Geometric Methods in Machine Learning (Spring 2019)

Introduction [slides]
Notes in progress.
Slides on SVM's
Slides on Metric Learning

Projects (due May 2nd, 2019)

You can choose either of the projects below. You can complete this assignment alone or as a group of two, but I will grade them accordingly (I will have higher expectations for an assignment completed jointly by two students). Please send me, in an email to marcocuturicameto+assignment@gmail.com, a zip file containing your repord in pdf (not a .doc) and code in whatever format (you can send a notebook).

Studying Time Series using Dynamic Time Warping

Download the Sales Transactions Weekly Dataset. You will recover 800 time series of sales of different products with 52 timestamps (one for each week). Alternatively, you can also download any other dataset of your liking, with the same type, i.e. labelled time series, with a few hundreds or thousands of time series of moderate length.

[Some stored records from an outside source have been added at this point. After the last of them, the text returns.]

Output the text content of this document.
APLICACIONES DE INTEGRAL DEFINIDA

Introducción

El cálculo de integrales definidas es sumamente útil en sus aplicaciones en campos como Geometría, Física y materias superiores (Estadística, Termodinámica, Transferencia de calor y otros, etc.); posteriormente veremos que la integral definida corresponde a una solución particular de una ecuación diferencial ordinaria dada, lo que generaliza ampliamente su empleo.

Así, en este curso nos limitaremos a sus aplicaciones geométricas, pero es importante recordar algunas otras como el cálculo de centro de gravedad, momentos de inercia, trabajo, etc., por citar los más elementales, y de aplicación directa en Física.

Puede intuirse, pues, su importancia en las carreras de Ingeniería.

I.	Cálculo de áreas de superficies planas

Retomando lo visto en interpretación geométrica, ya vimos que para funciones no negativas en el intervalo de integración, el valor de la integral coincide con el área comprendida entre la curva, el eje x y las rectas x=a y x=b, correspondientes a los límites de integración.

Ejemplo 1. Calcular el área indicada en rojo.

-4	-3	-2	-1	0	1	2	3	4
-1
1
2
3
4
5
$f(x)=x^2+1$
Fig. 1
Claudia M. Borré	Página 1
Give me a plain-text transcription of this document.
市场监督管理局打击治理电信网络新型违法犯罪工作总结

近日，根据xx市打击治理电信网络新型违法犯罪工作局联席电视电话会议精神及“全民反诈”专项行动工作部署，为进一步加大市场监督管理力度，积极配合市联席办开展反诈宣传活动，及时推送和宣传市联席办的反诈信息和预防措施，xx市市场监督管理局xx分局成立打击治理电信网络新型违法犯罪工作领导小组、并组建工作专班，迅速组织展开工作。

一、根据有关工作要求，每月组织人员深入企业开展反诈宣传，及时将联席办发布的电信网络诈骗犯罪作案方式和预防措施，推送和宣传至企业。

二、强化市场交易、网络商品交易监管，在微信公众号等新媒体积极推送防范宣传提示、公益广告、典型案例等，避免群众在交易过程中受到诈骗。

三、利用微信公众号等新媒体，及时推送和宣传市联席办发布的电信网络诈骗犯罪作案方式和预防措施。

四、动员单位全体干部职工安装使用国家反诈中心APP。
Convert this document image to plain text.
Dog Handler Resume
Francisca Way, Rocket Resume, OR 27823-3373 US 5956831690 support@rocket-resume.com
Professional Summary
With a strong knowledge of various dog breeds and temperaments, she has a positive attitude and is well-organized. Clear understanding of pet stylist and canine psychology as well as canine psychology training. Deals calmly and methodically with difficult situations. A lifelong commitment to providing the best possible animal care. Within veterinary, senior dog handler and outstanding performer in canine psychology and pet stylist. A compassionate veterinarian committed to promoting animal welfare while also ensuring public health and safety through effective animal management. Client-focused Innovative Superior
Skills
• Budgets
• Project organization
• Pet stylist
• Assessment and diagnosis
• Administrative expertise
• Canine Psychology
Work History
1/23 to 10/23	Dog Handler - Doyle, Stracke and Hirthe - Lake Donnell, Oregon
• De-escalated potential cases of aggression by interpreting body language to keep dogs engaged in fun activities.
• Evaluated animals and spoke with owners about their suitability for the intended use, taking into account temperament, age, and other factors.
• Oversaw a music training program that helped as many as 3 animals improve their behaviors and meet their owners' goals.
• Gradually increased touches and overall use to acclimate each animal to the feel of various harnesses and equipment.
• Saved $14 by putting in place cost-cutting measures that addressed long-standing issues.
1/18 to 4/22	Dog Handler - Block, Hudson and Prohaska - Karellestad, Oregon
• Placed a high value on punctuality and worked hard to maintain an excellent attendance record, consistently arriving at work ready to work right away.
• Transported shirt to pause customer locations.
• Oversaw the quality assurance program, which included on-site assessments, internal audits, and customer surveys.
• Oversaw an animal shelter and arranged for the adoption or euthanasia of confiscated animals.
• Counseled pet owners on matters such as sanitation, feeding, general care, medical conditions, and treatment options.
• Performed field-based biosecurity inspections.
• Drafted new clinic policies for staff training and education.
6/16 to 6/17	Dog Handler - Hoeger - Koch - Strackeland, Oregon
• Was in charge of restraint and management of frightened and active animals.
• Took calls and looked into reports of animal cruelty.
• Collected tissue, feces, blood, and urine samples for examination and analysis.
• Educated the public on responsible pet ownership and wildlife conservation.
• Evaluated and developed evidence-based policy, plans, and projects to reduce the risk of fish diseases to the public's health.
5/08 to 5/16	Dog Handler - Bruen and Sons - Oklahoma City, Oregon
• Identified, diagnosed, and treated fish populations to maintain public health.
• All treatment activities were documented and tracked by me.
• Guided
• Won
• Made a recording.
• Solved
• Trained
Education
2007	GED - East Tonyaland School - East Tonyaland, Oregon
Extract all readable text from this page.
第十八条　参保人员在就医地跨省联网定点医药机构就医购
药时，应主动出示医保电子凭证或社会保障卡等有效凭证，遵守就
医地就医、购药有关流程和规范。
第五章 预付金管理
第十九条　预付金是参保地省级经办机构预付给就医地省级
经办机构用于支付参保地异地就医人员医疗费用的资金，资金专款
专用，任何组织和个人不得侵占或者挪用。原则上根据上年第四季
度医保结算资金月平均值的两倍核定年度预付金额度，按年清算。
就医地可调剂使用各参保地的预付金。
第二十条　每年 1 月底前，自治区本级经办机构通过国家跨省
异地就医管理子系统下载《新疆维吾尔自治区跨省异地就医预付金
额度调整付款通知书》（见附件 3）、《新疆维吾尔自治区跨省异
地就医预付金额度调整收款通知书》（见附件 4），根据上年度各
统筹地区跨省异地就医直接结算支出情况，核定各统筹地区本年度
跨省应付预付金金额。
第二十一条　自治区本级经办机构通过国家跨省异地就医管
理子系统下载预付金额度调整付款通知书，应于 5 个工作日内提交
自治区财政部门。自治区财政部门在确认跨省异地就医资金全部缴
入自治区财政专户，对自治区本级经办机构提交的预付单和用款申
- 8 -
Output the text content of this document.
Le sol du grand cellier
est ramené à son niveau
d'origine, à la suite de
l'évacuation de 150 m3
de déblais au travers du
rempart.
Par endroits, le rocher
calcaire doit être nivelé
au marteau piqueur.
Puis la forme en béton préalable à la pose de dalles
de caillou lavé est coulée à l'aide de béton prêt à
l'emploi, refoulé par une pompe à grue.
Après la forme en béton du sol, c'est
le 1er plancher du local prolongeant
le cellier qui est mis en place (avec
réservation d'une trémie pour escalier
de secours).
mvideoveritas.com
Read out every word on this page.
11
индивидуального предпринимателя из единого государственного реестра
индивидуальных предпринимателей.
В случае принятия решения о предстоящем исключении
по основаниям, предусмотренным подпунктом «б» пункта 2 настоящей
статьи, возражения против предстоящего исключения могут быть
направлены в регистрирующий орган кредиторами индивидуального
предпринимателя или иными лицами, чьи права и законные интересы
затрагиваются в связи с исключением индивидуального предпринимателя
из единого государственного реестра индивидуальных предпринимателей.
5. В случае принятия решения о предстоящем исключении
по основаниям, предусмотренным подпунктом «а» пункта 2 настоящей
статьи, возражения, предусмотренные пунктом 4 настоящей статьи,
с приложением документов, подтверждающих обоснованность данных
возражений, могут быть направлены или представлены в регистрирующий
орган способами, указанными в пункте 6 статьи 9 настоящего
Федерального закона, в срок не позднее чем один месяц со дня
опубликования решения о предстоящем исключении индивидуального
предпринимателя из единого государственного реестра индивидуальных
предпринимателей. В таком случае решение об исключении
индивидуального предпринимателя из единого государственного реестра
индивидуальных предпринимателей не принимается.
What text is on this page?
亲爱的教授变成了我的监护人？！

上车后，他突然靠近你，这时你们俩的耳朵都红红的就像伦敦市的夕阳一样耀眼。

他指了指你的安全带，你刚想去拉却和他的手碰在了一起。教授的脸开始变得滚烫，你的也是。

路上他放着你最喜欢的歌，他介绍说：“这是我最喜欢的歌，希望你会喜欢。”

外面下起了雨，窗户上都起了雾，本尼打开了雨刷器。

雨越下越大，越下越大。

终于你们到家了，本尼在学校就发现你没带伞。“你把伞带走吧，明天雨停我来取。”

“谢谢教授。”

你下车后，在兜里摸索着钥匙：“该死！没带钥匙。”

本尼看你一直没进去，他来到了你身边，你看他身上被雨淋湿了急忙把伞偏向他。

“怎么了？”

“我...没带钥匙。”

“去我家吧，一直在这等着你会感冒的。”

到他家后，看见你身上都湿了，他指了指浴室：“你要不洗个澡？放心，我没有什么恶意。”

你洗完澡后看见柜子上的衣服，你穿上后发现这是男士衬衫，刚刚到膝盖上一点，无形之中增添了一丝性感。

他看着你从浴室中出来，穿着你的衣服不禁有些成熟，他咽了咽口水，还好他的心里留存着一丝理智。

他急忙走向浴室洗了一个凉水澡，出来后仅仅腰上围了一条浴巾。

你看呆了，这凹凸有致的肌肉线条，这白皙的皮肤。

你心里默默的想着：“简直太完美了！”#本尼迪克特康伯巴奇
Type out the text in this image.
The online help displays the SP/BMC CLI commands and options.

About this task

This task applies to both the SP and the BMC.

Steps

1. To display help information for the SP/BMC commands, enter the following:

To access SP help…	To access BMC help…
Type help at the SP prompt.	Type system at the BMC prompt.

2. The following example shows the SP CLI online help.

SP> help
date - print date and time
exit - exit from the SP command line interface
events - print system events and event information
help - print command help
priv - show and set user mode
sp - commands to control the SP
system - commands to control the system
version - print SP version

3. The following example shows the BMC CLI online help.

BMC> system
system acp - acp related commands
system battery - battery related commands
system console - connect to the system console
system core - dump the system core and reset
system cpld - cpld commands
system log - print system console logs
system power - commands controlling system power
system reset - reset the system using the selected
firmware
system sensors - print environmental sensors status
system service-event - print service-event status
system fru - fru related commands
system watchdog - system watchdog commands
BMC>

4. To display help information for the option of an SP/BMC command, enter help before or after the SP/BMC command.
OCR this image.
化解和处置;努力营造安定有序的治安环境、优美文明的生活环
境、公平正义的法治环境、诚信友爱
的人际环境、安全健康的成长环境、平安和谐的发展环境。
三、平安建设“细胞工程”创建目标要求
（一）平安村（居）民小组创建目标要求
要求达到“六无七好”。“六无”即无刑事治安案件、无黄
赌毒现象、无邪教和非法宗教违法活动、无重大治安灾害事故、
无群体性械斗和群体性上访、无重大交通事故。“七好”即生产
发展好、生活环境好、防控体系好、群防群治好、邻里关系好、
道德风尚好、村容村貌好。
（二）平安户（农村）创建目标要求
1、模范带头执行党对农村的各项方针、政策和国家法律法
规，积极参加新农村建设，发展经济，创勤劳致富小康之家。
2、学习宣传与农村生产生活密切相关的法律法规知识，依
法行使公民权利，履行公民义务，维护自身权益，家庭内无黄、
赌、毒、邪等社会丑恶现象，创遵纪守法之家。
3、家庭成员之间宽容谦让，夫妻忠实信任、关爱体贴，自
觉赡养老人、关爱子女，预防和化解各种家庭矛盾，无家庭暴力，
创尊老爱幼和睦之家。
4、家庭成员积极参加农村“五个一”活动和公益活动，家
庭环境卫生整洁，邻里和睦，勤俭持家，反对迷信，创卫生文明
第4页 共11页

Implement the dynamic time warping distance in your programming language of choice.
Compute the dynamic time warping distance matrix between all 800 instances and try to embed these points in 2 dimensions using Isomap (you should implement it, not use scikitlean or other public implementations). Display these results.
Embed now these points in a higher dimension using still MDS (e.g. 5). Check that the stress you have found is indeed smaller. Use a simple k-means algorithm on these representations to gather these 800 observations in k subgroups (set k as you wish).
In order to visualize representative examples for each class in these samples, we consider time series averaging. We will compute an average for each of the k clusters computed in the previous question. Code to compute such averages is available in R or Python. Plot these averages and compare them with the usual Euclidean averaging you would obtain by simply summing these time-series.

Sinkhorn Emebddings

Read and summarize the findings provided in a recent paper on Sinkhorn embeddings, a nice idea published very recently to visualize datapoints as point clouds. You can use this idea to embed any arbitrary family of datapoints (e.g. that introduced in the question abos) to define a simple MDS type criterion whose aim is to compute point cloud representations in 2D. You need to use backpropagation (e.g. using autograd, tensorflow or pytorch) to achieve this.

Low rank factorization of kernel matrices

Read, summarize the method (not the theorertical guarantees) and implement the approach presented in this paper to carry out low-rank factorization of kernel matrices. Compare the method proposed by the authors with one baseline, the Nyström method, on the ijcnn1 dataset.